Tatsama, Tadbhava, and Beyond

language

An introduction to tatsama and tadbhava vocabulary in Indo-Aryan languages and applications of the concept in non-Indic contexts.

Author

Shaandro Sarkar

Published

February 17, 2023

1 Introduction

The Vedas comprise some of the earliest extant texts in an Old Indo-Aryan language, and the Vedic language is one of a group of related dialects collectively known as Old Indo-Aryan (OIA). The varieties of OIA evolved over the millennia to become Hindi-Urdu, Punjabi, Marathi, Gujarati, Bengali, Nepali, Sinhala, and the various other Indo-Aryan languages spoken today. OIA words gradually changed in pronunciation and meaning over time; these inherited terms form the bulk of the vocabulary of the modern Indo-Aryan languages. For example, OIA agní ‘fire’ evolved into āg in Hindi-Urdu, Marathi, and Gujarati; agg in Punjabi; agun in Bengali; ogun in Kashmiri; and āgo in Nepali through about three thousand years’ worth of sound changes.

Around the fifth century BC, grammarian and scholar Pāṇini compiled the Aṣṭādʰyāyī, a treatise that codified the grammar of Classical Sanskrit. A later form of the Vedic language, Classical Sanskrit became the predominant classical language of much of South and Southeast Asia. Due to the status of Sanskrit as a liturgical, literary, and scholarly language, the vernacular Indo-Aryan languages borrowed words directly from Sanskrit, supplementing their existing vocabulary inherited from OIA. Bengali, for instance, inherited šą̄jh ‘evening’ from OIA saṁdhyā́ and then reborrowed the Sanskrit word as šondha. Indo-Aryan languages are full of such doublets of inherited words and learned borrowings.

Indo-Aryan languages thus have two major types of Indo-Aryan vocabulary: inherited and borrowed. Native words, i.e. words inherited from OIA, are called tadbhava (Skt. tadbhava ‘born from that’). Learned borrowings from Sanskrit are called tatsama (Skt. tatsama ‘same as that’). In some cases, Indo-Aryan languages borrowed Sanskrit words but adapted to native phonology; these words are called ardhatatsama (Skt. ardʰatatsama ‘half-tatsama’). From the same OIA word raudrá, Bengali has the inherited tadbhava rod, the borrowed tatsama roudro, and the adapted ardhatatsama roddur.

After the western half of the Roman Empire collapsed starting in the sixth century, the colloquial varieties of Latin, called Vulgar Latin, quickly began to diverge from each other, with the various dialects of Vulgar Latin evolving into Spanish, Portuguese, French, Italian, Romanian, and the various other Romance languages. Vulgar Latin words gradually changed in pronunciation and meaning over time; these inherited terms form the bulk of the vocabulary of the modern Romance languages. For example, Vulgar Latin *pluviam ‘rain’ evolved into Spanish lluvia, French pluie, Portuguese chuva, Italian pioggia, and Romanian ploaie through almost two thousand years’ worth of sound changes.

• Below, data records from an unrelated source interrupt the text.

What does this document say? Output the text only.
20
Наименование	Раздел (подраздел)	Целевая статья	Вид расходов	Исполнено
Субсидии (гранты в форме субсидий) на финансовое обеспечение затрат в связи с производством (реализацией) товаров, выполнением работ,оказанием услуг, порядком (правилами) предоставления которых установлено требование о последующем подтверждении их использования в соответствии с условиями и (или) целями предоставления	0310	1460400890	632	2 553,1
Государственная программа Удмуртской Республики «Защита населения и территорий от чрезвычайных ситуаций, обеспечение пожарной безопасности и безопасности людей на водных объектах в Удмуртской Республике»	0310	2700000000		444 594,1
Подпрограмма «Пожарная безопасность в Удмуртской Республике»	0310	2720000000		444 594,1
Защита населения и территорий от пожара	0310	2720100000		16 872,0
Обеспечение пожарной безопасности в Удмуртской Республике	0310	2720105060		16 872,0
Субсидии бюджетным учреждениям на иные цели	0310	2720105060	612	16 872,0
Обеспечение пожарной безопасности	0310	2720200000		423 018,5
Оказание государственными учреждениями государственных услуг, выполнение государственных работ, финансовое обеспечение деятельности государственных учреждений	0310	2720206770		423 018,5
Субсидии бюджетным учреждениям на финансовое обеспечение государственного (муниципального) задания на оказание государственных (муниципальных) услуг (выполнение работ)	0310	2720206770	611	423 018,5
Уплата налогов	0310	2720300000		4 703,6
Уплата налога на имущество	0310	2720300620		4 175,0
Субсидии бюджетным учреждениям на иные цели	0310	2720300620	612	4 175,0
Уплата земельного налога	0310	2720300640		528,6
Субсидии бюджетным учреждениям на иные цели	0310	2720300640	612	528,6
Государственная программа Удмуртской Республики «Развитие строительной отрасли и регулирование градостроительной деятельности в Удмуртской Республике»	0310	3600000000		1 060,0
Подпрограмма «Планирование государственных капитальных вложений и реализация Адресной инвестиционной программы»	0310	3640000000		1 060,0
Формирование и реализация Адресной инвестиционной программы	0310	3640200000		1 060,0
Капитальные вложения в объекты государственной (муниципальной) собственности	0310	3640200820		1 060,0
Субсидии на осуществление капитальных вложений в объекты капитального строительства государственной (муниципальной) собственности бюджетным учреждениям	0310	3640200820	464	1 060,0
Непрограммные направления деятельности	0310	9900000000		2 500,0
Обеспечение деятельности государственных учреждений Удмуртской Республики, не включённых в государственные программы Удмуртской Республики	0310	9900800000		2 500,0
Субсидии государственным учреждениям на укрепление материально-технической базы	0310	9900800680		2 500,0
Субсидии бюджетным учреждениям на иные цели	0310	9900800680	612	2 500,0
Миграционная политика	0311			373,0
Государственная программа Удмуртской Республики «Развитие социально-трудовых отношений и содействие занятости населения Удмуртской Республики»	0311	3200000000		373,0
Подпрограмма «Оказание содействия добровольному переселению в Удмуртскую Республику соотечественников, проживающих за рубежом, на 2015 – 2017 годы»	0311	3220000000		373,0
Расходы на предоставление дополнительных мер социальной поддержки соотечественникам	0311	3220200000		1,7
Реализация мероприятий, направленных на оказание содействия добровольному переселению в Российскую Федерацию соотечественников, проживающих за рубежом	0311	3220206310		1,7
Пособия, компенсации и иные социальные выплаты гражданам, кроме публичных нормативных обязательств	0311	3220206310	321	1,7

Despite the vernacular use of Vulgar Latin and its descendants, Latin remained the predominant literary language during the first millennium AD, largely due to Latin’s status as the liturgical language of Roman Catholicism as well as the language of academics and scholars. Starting in the Middle Ages, Romance languages also borrowed words directly from Classical Latin, supplementing the vocabulary inherited from Vulgar Latin. Spanish, for instance, inherited leal ‘loyal’ from Latin lēgālis then reborrowed the same word as legal ‘legal’. Romance languages are full of such doublets of inherited words and learned borrowings.

Having native vocabulary inherited from the ancestor of a language that coexists alongside borrowings from the classical or literary forms of the ancestor is actually not unique to the Romance languages!